The Banque d'Orient (Τράπεζα της Ανατολής, lit. 'Bank of the East') was a bank active in the Eastern Mediterranean headquartered in Athens, Greece. It was founded in 1904 with sponsorship by the National Bank of Greece (NBG), and eventually absorbed by NBG in 1932.

== History ==
The Banque d'Orient is commonly referred to under its French name, because French was the vehicular language of the financial and business community in early-20th-century Greece and the Ottoman Empire.

It was originally founded as a joint venture between NBG and the Berlin-based Nationalbank für Deutschland. The latter, however, sold its shares after one year to France's Comptoir National d'Escompte de Paris, and the Banque d'Orient sold its branches in Constantinople and Hamburg to the newly established Deutsche Orientbank.

By 1915, the Banque d'Orient had operations in Alexandria in Egypt, Salonica in Northern Greece, and Smyrna in the Ottoman Empire.

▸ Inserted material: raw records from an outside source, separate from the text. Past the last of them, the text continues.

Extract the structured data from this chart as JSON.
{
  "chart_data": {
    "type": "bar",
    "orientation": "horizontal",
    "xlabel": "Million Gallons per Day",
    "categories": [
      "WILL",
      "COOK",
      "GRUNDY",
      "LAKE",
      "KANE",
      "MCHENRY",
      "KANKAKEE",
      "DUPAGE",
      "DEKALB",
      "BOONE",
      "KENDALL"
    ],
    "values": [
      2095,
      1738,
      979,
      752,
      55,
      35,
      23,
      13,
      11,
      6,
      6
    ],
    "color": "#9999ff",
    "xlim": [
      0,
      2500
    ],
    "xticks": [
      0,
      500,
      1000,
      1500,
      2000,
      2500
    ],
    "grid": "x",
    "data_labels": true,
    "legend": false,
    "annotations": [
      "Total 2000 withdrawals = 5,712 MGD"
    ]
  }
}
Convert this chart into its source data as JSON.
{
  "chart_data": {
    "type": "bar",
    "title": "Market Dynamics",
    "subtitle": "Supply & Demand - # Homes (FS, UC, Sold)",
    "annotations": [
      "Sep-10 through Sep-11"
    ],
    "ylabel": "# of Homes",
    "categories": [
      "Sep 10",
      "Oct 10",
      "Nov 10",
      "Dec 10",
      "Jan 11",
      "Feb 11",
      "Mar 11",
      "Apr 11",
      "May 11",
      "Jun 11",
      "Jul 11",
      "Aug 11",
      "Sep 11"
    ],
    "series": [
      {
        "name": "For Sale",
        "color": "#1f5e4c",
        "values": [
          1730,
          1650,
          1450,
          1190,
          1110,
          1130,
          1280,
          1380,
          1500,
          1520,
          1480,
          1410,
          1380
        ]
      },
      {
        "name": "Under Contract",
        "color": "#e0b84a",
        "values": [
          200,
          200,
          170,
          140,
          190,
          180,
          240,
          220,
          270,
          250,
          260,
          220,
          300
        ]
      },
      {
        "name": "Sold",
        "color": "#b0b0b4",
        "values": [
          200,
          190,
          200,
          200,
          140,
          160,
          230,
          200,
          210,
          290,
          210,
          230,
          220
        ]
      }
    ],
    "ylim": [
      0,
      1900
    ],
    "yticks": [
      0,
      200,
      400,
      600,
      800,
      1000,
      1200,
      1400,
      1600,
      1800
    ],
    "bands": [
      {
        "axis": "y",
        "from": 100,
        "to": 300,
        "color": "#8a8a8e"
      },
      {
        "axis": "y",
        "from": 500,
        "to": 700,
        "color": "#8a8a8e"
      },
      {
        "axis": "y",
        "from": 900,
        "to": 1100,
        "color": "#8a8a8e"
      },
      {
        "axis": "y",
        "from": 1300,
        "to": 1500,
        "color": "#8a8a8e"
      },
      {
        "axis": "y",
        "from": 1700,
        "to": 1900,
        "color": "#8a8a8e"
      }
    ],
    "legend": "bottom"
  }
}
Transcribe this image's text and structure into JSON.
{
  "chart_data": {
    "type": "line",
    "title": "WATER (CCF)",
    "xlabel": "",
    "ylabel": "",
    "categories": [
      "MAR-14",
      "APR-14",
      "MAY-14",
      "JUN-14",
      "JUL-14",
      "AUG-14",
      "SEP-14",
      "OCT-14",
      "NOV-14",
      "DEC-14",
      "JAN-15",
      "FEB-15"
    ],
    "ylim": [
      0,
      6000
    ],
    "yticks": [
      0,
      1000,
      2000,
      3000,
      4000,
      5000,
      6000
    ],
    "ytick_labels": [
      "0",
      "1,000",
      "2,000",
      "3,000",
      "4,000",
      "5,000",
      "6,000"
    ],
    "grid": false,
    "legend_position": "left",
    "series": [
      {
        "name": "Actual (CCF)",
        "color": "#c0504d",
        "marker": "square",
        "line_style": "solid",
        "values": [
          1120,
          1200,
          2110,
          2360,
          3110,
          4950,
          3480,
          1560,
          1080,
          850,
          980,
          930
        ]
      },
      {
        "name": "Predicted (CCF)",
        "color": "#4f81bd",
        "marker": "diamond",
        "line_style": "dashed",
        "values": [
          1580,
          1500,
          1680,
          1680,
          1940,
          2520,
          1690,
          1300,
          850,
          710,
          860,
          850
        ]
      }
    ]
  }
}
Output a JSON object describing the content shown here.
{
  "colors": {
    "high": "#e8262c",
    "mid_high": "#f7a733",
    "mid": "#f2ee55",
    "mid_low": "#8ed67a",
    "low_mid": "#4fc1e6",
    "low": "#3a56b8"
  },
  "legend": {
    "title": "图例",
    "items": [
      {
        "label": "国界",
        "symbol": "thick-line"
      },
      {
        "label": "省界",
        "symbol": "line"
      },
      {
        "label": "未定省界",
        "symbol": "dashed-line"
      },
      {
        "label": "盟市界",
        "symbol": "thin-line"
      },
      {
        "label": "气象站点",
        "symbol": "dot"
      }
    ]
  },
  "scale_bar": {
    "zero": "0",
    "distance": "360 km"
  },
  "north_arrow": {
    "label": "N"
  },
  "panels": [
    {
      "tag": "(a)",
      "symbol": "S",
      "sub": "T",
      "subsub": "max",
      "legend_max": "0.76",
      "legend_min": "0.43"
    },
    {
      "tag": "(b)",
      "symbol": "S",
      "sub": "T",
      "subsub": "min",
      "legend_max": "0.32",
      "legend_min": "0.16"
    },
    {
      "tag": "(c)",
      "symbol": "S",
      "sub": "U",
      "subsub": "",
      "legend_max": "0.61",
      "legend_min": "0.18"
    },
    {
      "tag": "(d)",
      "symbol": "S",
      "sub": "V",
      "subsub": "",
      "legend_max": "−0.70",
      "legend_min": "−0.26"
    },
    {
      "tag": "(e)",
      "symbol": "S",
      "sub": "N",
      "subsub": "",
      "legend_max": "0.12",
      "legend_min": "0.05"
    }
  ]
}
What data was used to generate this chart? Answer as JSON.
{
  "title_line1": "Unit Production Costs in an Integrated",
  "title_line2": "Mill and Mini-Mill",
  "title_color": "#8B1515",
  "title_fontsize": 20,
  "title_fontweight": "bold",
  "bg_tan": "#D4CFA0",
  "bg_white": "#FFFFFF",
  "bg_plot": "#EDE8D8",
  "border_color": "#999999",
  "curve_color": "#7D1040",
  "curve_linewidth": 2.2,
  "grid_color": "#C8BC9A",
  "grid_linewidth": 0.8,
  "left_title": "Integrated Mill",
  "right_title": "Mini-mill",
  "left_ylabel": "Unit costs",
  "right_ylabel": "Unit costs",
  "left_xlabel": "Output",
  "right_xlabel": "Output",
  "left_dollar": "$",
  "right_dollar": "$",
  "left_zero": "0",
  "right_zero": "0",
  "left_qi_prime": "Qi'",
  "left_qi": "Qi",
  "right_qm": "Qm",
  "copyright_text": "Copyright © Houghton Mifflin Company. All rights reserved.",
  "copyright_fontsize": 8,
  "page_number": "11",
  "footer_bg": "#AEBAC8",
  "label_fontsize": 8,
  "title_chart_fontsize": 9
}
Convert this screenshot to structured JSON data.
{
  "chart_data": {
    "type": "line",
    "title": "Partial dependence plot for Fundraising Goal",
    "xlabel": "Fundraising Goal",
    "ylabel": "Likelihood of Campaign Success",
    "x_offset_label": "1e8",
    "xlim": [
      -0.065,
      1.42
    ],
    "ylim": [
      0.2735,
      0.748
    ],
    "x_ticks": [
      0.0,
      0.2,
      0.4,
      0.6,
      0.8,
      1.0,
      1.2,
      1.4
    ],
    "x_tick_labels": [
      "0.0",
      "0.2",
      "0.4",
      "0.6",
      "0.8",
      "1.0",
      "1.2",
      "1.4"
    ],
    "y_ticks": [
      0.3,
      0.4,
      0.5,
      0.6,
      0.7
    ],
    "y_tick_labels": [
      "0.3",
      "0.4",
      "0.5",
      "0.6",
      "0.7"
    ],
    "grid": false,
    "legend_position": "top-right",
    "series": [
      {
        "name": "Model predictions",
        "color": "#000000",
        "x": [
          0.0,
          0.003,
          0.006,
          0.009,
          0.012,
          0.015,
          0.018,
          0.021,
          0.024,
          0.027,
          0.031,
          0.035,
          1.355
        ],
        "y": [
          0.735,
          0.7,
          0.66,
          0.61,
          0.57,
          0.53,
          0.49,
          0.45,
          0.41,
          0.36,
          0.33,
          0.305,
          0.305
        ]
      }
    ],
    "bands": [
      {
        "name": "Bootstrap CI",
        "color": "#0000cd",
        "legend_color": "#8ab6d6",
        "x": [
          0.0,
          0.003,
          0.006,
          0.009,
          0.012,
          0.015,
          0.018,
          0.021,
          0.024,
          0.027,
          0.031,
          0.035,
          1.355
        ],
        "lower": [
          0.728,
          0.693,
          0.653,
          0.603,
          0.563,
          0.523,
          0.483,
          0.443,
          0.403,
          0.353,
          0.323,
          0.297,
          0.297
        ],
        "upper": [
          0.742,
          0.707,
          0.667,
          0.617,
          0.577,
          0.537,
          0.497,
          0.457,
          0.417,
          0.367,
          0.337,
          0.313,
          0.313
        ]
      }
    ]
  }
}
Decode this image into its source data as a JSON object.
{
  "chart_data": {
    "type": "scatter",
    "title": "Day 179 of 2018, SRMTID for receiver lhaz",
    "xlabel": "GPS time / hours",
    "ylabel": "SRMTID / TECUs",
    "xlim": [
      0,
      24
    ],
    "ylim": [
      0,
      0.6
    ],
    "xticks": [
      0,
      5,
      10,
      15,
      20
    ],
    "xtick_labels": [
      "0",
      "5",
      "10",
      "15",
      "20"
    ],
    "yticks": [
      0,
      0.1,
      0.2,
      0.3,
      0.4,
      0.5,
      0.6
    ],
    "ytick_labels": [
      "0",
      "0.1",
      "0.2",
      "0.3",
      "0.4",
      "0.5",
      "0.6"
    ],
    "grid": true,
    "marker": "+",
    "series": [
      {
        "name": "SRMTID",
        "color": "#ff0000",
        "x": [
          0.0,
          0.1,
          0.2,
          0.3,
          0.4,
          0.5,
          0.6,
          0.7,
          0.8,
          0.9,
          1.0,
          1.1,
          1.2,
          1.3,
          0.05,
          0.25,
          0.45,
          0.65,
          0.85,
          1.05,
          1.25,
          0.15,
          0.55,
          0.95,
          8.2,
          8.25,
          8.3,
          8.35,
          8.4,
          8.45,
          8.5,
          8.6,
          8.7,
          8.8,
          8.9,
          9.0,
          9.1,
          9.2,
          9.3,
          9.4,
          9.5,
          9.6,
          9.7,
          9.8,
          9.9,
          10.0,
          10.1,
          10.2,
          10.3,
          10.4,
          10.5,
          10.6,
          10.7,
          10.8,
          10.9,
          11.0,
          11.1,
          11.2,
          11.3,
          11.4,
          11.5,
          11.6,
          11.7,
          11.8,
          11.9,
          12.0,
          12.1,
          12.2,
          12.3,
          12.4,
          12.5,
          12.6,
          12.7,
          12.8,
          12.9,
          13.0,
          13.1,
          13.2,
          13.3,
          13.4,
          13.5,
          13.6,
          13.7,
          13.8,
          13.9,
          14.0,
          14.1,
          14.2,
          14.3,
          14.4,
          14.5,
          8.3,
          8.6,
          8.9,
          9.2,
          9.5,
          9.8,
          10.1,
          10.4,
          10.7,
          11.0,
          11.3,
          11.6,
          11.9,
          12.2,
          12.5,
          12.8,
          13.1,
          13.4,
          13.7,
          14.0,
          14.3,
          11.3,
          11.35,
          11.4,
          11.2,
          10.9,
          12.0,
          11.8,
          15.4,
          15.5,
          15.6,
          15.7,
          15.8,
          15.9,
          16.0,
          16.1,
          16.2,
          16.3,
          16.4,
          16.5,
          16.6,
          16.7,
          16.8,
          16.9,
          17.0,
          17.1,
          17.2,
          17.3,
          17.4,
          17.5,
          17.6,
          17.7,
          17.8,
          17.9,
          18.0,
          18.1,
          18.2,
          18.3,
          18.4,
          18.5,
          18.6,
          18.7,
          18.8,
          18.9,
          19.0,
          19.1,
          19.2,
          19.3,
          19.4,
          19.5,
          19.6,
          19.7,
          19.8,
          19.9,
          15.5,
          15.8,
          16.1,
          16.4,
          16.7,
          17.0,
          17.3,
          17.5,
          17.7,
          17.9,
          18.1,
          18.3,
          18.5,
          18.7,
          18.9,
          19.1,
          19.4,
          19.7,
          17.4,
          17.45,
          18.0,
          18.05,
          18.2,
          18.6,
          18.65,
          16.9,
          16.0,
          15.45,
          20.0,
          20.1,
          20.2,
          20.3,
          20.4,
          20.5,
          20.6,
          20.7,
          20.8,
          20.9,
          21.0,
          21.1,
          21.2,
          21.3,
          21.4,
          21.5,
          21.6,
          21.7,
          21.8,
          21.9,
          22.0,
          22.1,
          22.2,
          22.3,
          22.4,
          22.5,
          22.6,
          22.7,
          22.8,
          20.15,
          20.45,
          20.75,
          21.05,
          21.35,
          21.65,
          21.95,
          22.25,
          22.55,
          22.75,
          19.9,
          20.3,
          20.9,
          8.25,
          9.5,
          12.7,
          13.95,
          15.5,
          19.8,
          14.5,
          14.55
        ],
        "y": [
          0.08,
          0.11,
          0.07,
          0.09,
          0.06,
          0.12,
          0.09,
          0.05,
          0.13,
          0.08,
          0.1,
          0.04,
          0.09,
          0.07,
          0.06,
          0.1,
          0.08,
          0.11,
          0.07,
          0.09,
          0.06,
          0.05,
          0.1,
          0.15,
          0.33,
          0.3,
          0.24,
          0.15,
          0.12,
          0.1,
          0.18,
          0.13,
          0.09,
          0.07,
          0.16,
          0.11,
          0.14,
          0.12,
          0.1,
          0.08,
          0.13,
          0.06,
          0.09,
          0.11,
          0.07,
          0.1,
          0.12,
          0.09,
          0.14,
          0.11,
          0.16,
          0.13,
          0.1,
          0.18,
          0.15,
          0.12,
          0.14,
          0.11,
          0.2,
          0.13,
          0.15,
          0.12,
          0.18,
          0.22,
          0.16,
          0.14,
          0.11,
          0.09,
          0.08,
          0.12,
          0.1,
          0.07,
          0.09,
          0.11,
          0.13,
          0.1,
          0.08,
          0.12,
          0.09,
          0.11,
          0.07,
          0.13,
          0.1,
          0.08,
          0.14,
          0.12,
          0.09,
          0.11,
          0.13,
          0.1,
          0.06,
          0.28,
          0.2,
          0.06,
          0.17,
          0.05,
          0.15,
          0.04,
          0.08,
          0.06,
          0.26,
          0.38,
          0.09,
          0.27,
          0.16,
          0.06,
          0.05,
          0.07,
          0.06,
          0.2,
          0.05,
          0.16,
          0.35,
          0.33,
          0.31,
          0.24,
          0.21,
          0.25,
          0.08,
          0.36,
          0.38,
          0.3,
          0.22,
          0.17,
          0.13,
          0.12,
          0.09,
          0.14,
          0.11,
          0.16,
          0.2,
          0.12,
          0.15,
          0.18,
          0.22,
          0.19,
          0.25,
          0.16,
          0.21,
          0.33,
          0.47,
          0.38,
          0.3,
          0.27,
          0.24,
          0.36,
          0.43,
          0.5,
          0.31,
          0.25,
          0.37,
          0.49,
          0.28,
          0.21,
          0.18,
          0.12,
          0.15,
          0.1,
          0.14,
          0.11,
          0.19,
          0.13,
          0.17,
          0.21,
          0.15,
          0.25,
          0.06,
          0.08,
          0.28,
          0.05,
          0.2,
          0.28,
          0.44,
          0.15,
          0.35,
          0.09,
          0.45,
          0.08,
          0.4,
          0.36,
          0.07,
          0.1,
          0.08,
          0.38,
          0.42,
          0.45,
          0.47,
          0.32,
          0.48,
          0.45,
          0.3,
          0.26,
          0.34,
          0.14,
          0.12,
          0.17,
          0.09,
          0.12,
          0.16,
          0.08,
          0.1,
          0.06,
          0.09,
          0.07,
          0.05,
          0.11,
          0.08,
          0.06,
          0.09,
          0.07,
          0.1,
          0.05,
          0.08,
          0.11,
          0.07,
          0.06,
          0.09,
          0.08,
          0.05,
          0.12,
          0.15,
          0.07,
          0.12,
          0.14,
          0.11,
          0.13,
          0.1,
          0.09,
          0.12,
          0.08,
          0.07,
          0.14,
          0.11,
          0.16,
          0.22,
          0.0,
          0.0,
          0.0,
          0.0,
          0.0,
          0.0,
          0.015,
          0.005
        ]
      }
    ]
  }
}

It had to close its Smyrna branch in 1923 as a consequence of the Treaty of Lausanne.

In 1932, in the wake of the European banking crisis of 1931, the NBG took full control of the Banque d'Orient and integrated it into its operations.

In the 2010s, activist Artemis Sorras, leader of the ultra-nationalist Assembly of Greeks, claimed ownership of assets from the Banque d'Orient in a publicity stunt that was quickly dismissed by the Greek authorities.